The health benefits of breastfeeding cannot be stressed enough. Doctors say that breast milk contains immunity-boosting components that can keep a newborn healthy. But beyond the newborn stage, for how long should a mother continue to feed her child? If you are curious about this question, we bring you the answer.
On Instagram, the page Freedom To Feed — actor Neha Dhupia’s breastfeeding and parenting initiative — shared a post that highlighted the benefits of breastfeeding at various stages of infancy. Take a look.
According to this information, newborn milk, called colostrum, is a laxative that helps remove “sticky meconium”. Colostrum is understood to protect the baby’s sensitive gut in the just-born stage.
When the baby turns a month old, the oxytocin released from nursing bonds the mother and the child. It helps the new mother’s uterus to go back to its original size. It also helps to lower the risk of hospitalisation for the baby.
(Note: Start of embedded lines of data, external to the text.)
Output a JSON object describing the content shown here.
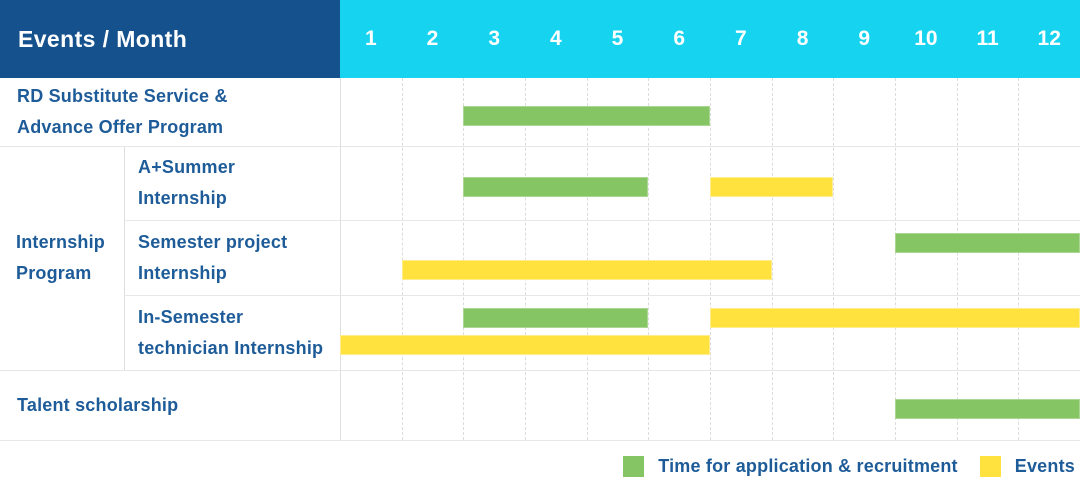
{
  "header": {
    "title": "Events / Month",
    "months": [
      "1",
      "2",
      "3",
      "4",
      "5",
      "6",
      "7",
      "8",
      "9",
      "10",
      "11",
      "12"
    ]
  },
  "group_cell": {
    "id": "internship-program",
    "label": "Internship Program",
    "label_lines": [
      "Internship",
      "Program"
    ]
  },
  "rows": [
    {
      "id": "rd-substitute",
      "label": "RD Substitute Service & Advance Offer Program",
      "label_lines": [
        "RD Substitute Service &",
        "Advance Offer Program"
      ],
      "grouped": false,
      "bars": [
        {
          "kind": "application",
          "start": 3,
          "end": 7,
          "lane": "center"
        }
      ]
    },
    {
      "id": "a-summer-internship",
      "label": "A+Summer Internship",
      "label_lines": [
        "A+Summer",
        "Internship"
      ],
      "grouped": true,
      "bars": [
        {
          "kind": "application",
          "start": 3,
          "end": 6,
          "lane": "center"
        },
        {
          "kind": "event",
          "start": 7,
          "end": 9,
          "lane": "center"
        }
      ]
    },
    {
      "id": "semester-project-internship",
      "label": "Semester project Internship",
      "label_lines": [
        "Semester project",
        "Internship"
      ],
      "grouped": true,
      "bars": [
        {
          "kind": "application",
          "start": 10,
          "end": 13,
          "lane": "upper"
        },
        {
          "kind": "event",
          "start": 2,
          "end": 8,
          "lane": "lower"
        }
      ]
    },
    {
      "id": "in-semester-technician-internship",
      "label": "In-Semester technician Internship",
      "label_lines": [
        "In-Semester",
        "technician Internship"
      ],
      "grouped": true,
      "bars": [
        {
          "kind": "application",
          "start": 3,
          "end": 6,
          "lane": "upper"
        },
        {
          "kind": "event",
          "start": 7,
          "end": 13,
          "lane": "upper"
        },
        {
          "kind": "event",
          "start": 1,
          "end": 7,
          "lane": "lower"
        }
      ]
    },
    {
      "id": "talent-scholarship",
      "label": "Talent scholarship",
      "label_lines": [
        "Talent scholarship"
      ],
      "grouped": false,
      "bars": [
        {
          "kind": "application",
          "start": 10,
          "end": 13,
          "lane": "center"
        }
      ]
    }
  ],
  "legend": [
    {
      "kind": "application",
      "label": "Time for application & recruitment"
    },
    {
      "kind": "event",
      "label": "Events"
    }
  ],
  "colors": {
    "header_bg": "#15518d",
    "month_header_bg": "#16d3ef",
    "application_green": "#85c563",
    "event_yellow": "#ffe23e",
    "label_blue": "#1e5c99",
    "grid_line": "#dcdcdc",
    "row_line": "#e7e7e7",
    "header_text": "#ffffff"
  },
  "chart_data": {
    "type": "gantt",
    "title": "Events / Month",
    "x_axis": {
      "label": "Month",
      "ticks": [
        1,
        2,
        3,
        4,
        5,
        6,
        7,
        8,
        9,
        10,
        11,
        12
      ],
      "range": [
        1,
        12
      ]
    },
    "grid": true,
    "legend_position": "bottom-right",
    "series_legend": [
      "Time for application & recruitment",
      "Events"
    ],
    "tasks": [
      {
        "row": "RD Substitute Service & Advance Offer Program",
        "series": "Time for application & recruitment",
        "start_month": 3,
        "end_month": 6
      },
      {
        "row": "A+Summer Internship",
        "series": "Time for application & recruitment",
        "start_month": 3,
        "end_month": 5
      },
      {
        "row": "A+Summer Internship",
        "series": "Events",
        "start_month": 7,
        "end_month": 8
      },
      {
        "row": "Semester project Internship",
        "series": "Time for application & recruitment",
        "start_month": 10,
        "end_month": 12
      },
      {
        "row": "Semester project Internship",
        "series": "Events",
        "start_month": 2,
        "end_month": 7
      },
      {
        "row": "In-Semester technician Internship",
        "series": "Time for application & recruitment",
        "start_month": 3,
        "end_month": 5
      },
      {
        "row": "In-Semester technician Internship",
        "series": "Events",
        "start_month": 7,
        "end_month": 12
      },
      {
        "row": "In-Semester technician Internship",
        "series": "Events",
        "start_month": 1,
        "end_month": 6
      },
      {
        "row": "Talent scholarship",
        "series": "Time for application & recruitment",
        "start_month": 10,
        "end_month": 12
      }
    ]
  }
}
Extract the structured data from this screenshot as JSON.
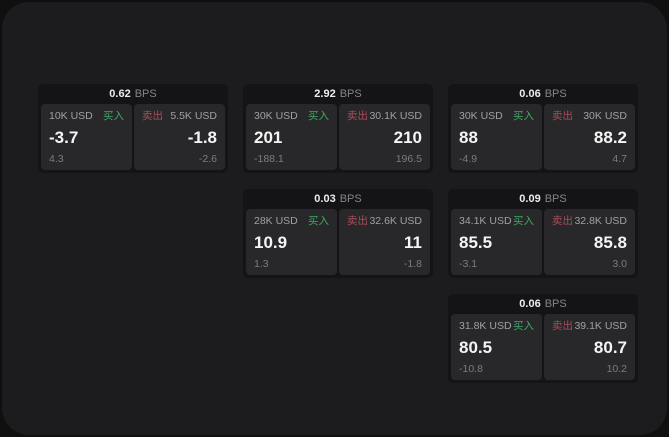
{
  "colors": {
    "screen_bg": "#0f0f10",
    "window_bg": "#1c1c1e",
    "card_bg": "#141416",
    "panel_bg": "#28282a",
    "buy_green": "#3ea963",
    "sell_red": "#aa4c59",
    "price_text": "#f5f5f5",
    "muted_text": "#a0a0a2"
  },
  "cards": [
    {
      "bps": "0.62",
      "unit": "BPS",
      "buy": {
        "amount": "10K USD",
        "label": "买入",
        "value": "-3.7",
        "sub": "4.3"
      },
      "sell": {
        "label": "卖出",
        "amount": "5.5K USD",
        "value": "-1.8",
        "sub": "-2.6"
      }
    },
    {
      "bps": "2.92",
      "unit": "BPS",
      "buy": {
        "amount": "30K USD",
        "label": "买入",
        "value": "201",
        "sub": "-188.1"
      },
      "sell": {
        "label": "卖出",
        "amount": "30.1K USD",
        "value": "210",
        "sub": "196.5"
      }
    },
    {
      "bps": "0.06",
      "unit": "BPS",
      "buy": {
        "amount": "30K USD",
        "label": "买入",
        "value": "88",
        "sub": "-4.9"
      },
      "sell": {
        "label": "卖出",
        "amount": "30K USD",
        "value": "88.2",
        "sub": "4.7"
      }
    },
    {
      "bps": "0.03",
      "unit": "BPS",
      "buy": {
        "amount": "28K USD",
        "label": "买入",
        "value": "10.9",
        "sub": "1.3"
      },
      "sell": {
        "label": "卖出",
        "amount": "32.6K USD",
        "value": "11",
        "sub": "-1.8"
      }
    },
    {
      "bps": "0.09",
      "unit": "BPS",
      "buy": {
        "amount": "34.1K USD",
        "label": "买入",
        "value": "85.5",
        "sub": "-3.1"
      },
      "sell": {
        "label": "卖出",
        "amount": "32.8K USD",
        "value": "85.8",
        "sub": "3.0"
      }
    },
    {
      "bps": "0.06",
      "unit": "BPS",
      "buy": {
        "amount": "31.8K USD",
        "label": "买入",
        "value": "80.5",
        "sub": "-10.8"
      },
      "sell": {
        "label": "卖出",
        "amount": "39.1K USD",
        "value": "80.7",
        "sub": "10.2"
      }
    }
  ]
}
By the time the baby turns four months old, breastfeeding lowers the risk of sudden infant death syndrome (SIDS). In addition to that, the long-term risk of asthma is also lowered, along with the mother’s risk of postpartum depression.
At the six-month age, the baby is ready for solid foods, but by continuing to breastfeed, some cancer risks are reduced. When the baby turns nine months old, and is not into solid foods, you can continue to breastfeed them that can provide them all the nutrition.
At 12 months, breastfeeding reduces a baby’s lifelong risk of heart disease, several cancers, high blood pressure, and other chronic diseases. At 18 months, if you continue to breastfeed, it will give nutritional insurance to your child when they are ill, while also providing hydration. The antibodies in breast milk continue to support the immune system.